Après avoir été sacrilège, je fus lâche.

Quelle déchéance !

L’abbé C*** se remit, toutefois, de son indisposition. Jamais je ne me représentai devant lui ; je pris un autre confesseur, à qui je me gardai bien d’avouer… mon crime.

Comme il n’y avait pas de communion générale en dehors de celle de Pâques, je me bornai désormais à aller me confesser, — pour la forme, toujours, — une fois par mois, suivant les usages du collège.

C’était donc fini. Le bon petit Gabriel de Mongré n’existait plus.

Mes parents ne se doutaient pas de mon changement. À Saint-Louis, seulement, on constata, vers cette fin d’année scolaire, que mon esprit avait des velléités d’indiscipline. Mes condisciples me tenaient pour républicain, mais non pour impie ; car je cachais mon irréligion et ne laissais voir que mon amour déréglé d’indépendance.

Entre camarades, nous avions imaginé, à cette époque, de créer un journal manuscrit, qu’on se passait de main en main aux récréations. Cet organe de la division des grands s’appelait : le Type. Nous étions trois rédacteurs : Étienne Jouve, Léon Magnan et moi. Un autre élève, du nom de Bérenguier, était chargé des illustrations.

Le Type, dans son premier numéro, publia un programme en triolets, dus à Jouve, qui était le barde du collège.
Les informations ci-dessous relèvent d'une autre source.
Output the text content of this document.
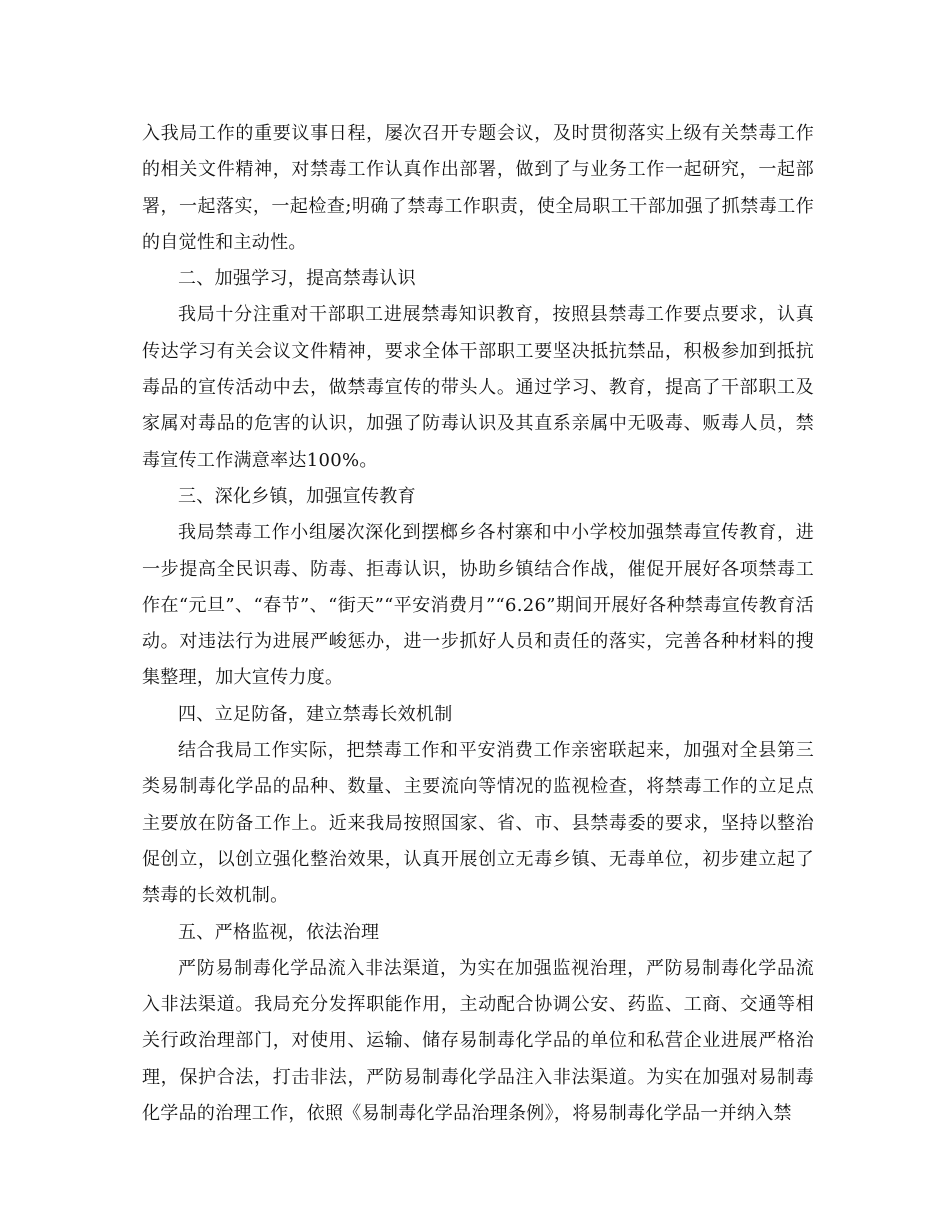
入我局工作的重要议事日程，屡次召开专题会议，及时贯彻落实上级有关禁毒工作的相关文件精神，对禁毒工作认真作出部署，做到了与业务工作一起研究，一起部署，一起落实，一起检查;明确了禁毒工作职责，使全局职工干部加强了抓禁毒工作的自觉性和主动性。

二、加强学习，提高禁毒认识

我局十分注重对干部职工进展禁毒知识教育，按照县禁毒工作要点要求，认真传达学习有关会议文件精神，要求全体干部职工要坚决抵抗禁品，积极参加到抵抗毒品的宣传活动中去，做禁毒宣传的带头人。通过学习、教育，提高了干部职工及家属对毒品的危害的认识，加强了防毒认识及其直系亲属中无吸毒、贩毒人员，禁毒宣传工作满意率达100%。

三、深化乡镇，加强宣传教育

我局禁毒工作小组屡次深化到摆榔乡各村寨和中小学校加强禁毒宣传教育，进一步提高全民识毒、防毒、拒毒认识，协助乡镇结合作战，催促开展好各项禁毒工作在“元旦”、“春节”、“街天”“平安消费月”“6.26”期间开展好各种禁毒宣传教育活动。对违法行为进展严峻惩办，进一步抓好人员和责任的落实，完善各种材料的搜集整理，加大宣传力度。

四、立足防备，建立禁毒长效机制

结合我局工作实际，把禁毒工作和平安消费工作亲密联起来，加强对全县第三类易制毒化学品的品种、数量、主要流向等情况的监视检查，将禁毒工作的立足点主要放在防备工作上。近来我局按照国家、省、市、县禁毒委的要求，坚持以整治促创立，以创立强化整治效果，认真开展创立无毒乡镇、无毒单位，初步建立起了禁毒的长效机制。

五、严格监视，依法治理

严防易制毒化学品流入非法渠道，为实在加强监视治理，严防易制毒化学品流入非法渠道。我局充分发挥职能作用，主动配合协调公安、药监、工商、交通等相关行政治理部门，对使用、运输、储存易制毒化学品的单位和私营企业进展严格治理，保护合法，打击非法，严防易制毒化学品注入非法渠道。为实在加强对易制毒化学品的治理工作，依照《易制毒化学品治理条例》，将易制毒化学品一并纳入禁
Le triolet, qui me concernait, commençait ainsi :


Fidèle à son rouge drapeau,
Jogand parlera politique.

Je rappelle ce souvenir, uniquement parce qu’il indique bien mes tendances d’alors. J’avais quatorze ans, un brin de moustache, — je fus très précoce, — et je me croyais un personnage. Au lieu de jouer au ballon ou aux barres, je groupais quelques-uns de mes camarades autour de moi, et je leur faisais des cours de politique à ma manière. Après chaque sortie, je rapportais au collège les échos de la campagne que le parti républicain menait contre l’Empire.

L’abbé Carbonnel, mon professeur, me dit un jour :

— Gabriel, vous tournerez mal ; vous commencez par les badinages inoffensifs du Type ; cela vous conduira aux diatribes révolutionnaires et aux impiétés du Siècle.

Du reste, mes articles tuèrent le Type. Au bout de quelques numéros, le supérieur de Saint-Louis nous invita à cesser notre journal, ce genre de composition n’étant nullement classique.

C’est ainsi que je passai trois ans au Collège Catholique de Marseille.

Au commencement de juin, je tombai malade. Une fièvre typhoïde me ramena chez mes parents, deux mois avant les grandes vacances. Je fus très dangereusement atteint et faillis mourir. Dans les premiers jours d’août, seulement, j’étais sauvé.

Mais, si le corps était hors de péril, l’âme, par contre, était dans un triste état. Mon orgueil, joint à une curiosité malsaine, l’avait détournée de Dieu, et un horrible sacrilège avait fait la nuit dans ma conscience.